Despite arguably making his literary bones in NYC, writer Bret Easton Ellis likely won’t be moving back anytime soon. During a recent Big Apple trip to promote his new book “The Shards,” the novelist wondered, “How in the f–k does anyone live here?” and pondered how someone could possibly call the now “unrecognizable” metropolis home.
“I arrived Wednesday night during this horrible storm, and then the usual problems of getting your luggage, an hour waiting at Delta carousel, and then the ride into New York,” the disillusioned 58-year-old satirist told Vanity Fair while describing his recent promo tour. “I thought, ‘How does anyone live here?’”
The NYC refugee, who currently resides in his birthplace of Los Angeles, has owned an apartment in Gotham City since 1987 but reportedly hasn’t slept there for a decade, according to Vanity Fair.
Ellis said he first became disillusioned with the city after a 2016 pilgrimage to his old stomping grounds in Astor Place to meet a prospective tenant.
“I had not been to New York in at least 10 years,” said the “Rules of Attraction” author, whose East Village/Union Square digs, where he wrote “American Psycho,” recently hit the market for $1.5 million. “Around Fourth Avenue, 13th Street, I looked up from my phone and I suddenly panicked.”
He didn’t recognize his whereabouts.
“I told the driver, ‘You’re in the wrong area … We’re going to 13th Street between Third and Fourth.’ He said, ‘This is it.’ I couldn’t believe the change,” Ellis recalled.
While the screenwriter didn’t specify how exactly NYC had transformed, Ellis suggested it was a far cry from the ’90s, which he described as a “glorious time” to live in the metropolis.
“I talk to a lot of people who just simply agree — to be youngish and living in New York during that period, and to be involved in the magazine world, the glorious magazine world,” the author gushed.
It was during these supposed halcyon days that Ellis penned his opus “American Psycho,” the basis for the 2000 Christian Bale flick of the same name.

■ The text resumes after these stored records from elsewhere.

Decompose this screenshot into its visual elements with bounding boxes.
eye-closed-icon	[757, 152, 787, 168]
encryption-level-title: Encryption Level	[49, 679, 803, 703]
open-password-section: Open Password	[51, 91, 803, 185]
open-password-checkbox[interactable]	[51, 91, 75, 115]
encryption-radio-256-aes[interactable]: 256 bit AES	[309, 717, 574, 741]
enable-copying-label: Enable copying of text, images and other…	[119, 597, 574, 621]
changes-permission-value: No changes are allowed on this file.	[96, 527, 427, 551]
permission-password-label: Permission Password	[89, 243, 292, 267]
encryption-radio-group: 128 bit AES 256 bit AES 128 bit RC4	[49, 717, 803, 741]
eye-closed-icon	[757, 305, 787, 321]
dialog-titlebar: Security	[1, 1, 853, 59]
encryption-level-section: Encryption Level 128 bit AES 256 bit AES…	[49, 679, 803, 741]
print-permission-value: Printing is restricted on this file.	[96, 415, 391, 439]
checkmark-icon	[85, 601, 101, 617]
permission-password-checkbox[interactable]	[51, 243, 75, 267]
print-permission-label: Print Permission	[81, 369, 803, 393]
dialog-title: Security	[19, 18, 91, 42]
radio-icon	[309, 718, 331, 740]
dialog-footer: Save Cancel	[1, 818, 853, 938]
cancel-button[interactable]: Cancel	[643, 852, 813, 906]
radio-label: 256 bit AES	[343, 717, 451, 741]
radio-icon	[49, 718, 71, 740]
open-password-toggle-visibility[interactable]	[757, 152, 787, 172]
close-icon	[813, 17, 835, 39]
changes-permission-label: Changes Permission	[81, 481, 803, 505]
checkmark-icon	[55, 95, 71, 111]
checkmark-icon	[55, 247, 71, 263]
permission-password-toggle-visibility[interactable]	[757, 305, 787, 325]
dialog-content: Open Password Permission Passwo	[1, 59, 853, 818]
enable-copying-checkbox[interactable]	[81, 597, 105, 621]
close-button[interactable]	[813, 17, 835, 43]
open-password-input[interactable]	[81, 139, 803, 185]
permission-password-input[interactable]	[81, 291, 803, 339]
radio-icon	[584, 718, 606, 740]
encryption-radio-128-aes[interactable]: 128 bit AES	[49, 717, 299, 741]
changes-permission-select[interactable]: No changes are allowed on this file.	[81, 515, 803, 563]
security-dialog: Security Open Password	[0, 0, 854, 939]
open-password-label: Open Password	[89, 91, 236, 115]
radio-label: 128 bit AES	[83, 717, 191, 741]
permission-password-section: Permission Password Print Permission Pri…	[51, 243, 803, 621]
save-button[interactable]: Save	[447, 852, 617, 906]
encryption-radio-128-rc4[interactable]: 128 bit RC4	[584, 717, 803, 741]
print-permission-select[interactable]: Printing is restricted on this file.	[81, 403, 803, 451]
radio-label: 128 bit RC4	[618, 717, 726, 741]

The premise is that a psychopathic investment banker seemingly manages to get away with murder due to the superficial yuppie corporate culture of the 1980s.
It’s debatable whether the Big Apple’s glory days have gone the way of the dodo. However, mayhem appears to be on the rise in modern-day New Amsterdam with major crime soaring by 36% in 2022, according to NYPD figures from last August.
Other symptoms of this purported urban decay include rampant homelessness and the deluge of migrants, many of whom were, until recently, housed at the Watson Hotel in Midtown on the taxpayer’s dime.